Ich saß wie so oft auf der Bank am Rande der Wiesen. Ich erkannte dich schon von Weitem, als du die Straße zum Park überquertest. Ich war erfüllt von der kindlichen Freude, die ich immer fühlte, wenn ich dich nach langer Zeit wiedersah. Doch der LKW zerbrach mein Glück. Er erfasste dich, riss dich ein paar Meter mit und kam dann zum Stehen. Ich stürzte zur Straße, und mit mir noch viele andere Spaziergänger, doch es war zu spät. Die Ärzte und Sanitäter, die bald eintrafen, schüttelten nur stumm die Köpfe und bedeckten dich mit einem schwarzen Tuch, ein Schwarz, das dem jungen Frühling jede Farbe raubte. Unter dem Tuch verschwand dein engelsgleiches Gesicht, die frischen Farben der Blumen auf deinem langen, weiten Kleid und das Blut.

 

Geweint habe ich nicht. Ich wusste, der Abschied war noch nicht endgültig. Denn am Abend sah ich dich wieder...

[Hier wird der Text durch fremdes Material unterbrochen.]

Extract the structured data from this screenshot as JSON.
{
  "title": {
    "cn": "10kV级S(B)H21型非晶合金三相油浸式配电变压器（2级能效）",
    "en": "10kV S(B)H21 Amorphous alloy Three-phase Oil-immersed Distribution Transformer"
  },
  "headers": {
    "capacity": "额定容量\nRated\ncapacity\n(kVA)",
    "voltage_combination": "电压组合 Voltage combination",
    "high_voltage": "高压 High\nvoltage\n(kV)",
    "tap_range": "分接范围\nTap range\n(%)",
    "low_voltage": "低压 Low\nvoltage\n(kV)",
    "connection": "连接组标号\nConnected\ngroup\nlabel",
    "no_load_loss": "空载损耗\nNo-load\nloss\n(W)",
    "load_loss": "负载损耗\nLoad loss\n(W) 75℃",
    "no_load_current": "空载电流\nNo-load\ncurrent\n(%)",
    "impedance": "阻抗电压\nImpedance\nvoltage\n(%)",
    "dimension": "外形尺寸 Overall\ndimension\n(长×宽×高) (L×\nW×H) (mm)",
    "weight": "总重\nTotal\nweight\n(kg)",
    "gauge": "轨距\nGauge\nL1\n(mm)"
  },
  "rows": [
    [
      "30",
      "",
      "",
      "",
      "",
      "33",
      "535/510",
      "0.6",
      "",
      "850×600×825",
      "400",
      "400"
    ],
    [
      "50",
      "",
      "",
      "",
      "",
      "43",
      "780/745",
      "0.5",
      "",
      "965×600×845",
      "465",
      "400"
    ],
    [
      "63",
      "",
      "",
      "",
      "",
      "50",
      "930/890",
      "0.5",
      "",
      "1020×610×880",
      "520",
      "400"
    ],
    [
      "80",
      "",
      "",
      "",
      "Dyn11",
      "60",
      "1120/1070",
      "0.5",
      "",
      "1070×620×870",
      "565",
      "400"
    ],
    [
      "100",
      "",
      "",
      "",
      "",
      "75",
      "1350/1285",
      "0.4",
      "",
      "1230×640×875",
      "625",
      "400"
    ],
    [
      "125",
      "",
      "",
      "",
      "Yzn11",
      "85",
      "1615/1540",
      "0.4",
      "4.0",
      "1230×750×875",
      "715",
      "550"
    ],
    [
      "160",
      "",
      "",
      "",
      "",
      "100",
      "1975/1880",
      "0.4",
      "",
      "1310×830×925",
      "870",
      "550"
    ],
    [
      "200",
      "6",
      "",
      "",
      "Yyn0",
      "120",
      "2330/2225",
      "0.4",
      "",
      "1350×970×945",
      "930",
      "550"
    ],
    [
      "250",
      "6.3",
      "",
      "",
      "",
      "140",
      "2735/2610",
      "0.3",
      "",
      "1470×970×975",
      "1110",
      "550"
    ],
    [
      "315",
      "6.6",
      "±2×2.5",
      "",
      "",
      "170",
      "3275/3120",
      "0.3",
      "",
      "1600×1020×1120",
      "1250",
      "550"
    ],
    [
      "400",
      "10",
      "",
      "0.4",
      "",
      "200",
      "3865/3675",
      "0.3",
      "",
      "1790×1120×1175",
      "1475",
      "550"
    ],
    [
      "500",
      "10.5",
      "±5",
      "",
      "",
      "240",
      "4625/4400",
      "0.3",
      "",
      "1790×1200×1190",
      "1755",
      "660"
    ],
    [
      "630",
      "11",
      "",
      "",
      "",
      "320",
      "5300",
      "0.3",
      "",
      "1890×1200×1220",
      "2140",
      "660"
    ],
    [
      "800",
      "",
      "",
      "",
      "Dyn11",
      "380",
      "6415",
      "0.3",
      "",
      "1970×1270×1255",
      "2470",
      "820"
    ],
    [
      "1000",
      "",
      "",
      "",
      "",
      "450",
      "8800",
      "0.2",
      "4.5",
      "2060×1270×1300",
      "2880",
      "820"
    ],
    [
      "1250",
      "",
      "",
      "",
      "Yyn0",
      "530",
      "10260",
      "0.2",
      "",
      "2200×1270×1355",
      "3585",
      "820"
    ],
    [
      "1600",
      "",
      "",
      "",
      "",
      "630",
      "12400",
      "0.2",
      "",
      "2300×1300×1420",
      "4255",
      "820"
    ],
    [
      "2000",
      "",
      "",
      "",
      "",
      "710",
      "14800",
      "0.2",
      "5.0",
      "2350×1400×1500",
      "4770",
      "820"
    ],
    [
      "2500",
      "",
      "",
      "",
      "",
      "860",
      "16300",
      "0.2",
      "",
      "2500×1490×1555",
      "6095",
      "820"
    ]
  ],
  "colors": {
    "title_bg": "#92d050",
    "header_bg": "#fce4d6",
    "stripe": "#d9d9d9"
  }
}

Das Blut hatten sie abgewischt und dir ein weißes Kleid angezogen. Voll stiller Schönheit lagst du zwischen all den anderen, die bald eine neue Welt erblicken würden. Ich wusste sofort, auf welchem Bett du lagst. Deine Anmut strahlte hell durch das weiße Laken. Als ich es zurückzog, sah ich dein Gesicht, wunderschön und weiß, denn der Sommer hatte nicht die Gelegenheit gehabt, dich sanft zu bräunen. Als ich deine kalte Haut berührte, durchfuhr es mich, wie ein Blitz. Eine Nacht, eine einzige Nacht würdest du mir gehören!

Ich zog das weiße Kleid von dir und sah endlich die Makellosigkeit deines Körpers, die ich bisher nur erahnen konnte. Wie wunderschön du warst! Mit zitternden Händen fuhr ich über deine samtweiche Haut, bedeckte deinen Körper mit Küssen, von Kopf bis Fuß und ließ meine Zunge über deine stummen Lippen gleiten. Du gabst dich mir ohne Gegenwehr hin, träumtest weiter deinen Traum. Deine Augen blieben geschlossen und du regtest dich nicht, als ich endlich eins mit dir wurde. Ein Feuerwerk gewaltiger Emotionen explodierte in mir; endlich bekam ich, was ich mir so viele Jahre erträumt hatte...

 

Jetzt siehst du wieder aus, als würdest du schlafen. Doch dein Schlaf ist für immer. Ich werde dich jetzt in deine neue Welt entlassen, mich von dir lösen und wieder nur von dir träumen, wie ich es so lange getan habe. Still, ganz still ziehe ich meine Kleider wieder an, trete hinaus in den jungen Morgen und schließe leise die Türen, um deinen Schlaf nicht zu stören. Die Sonne legt sanft ihr Licht auf die Gräser und spiegelt sich im Tau zu unzähligen Sternen.

 

Morgen wird deine Beerdigung sein. Ich werde nicht kommen.

Du wirst niemals wissen, dass wir Liebende waren, Liebende für eine Nacht.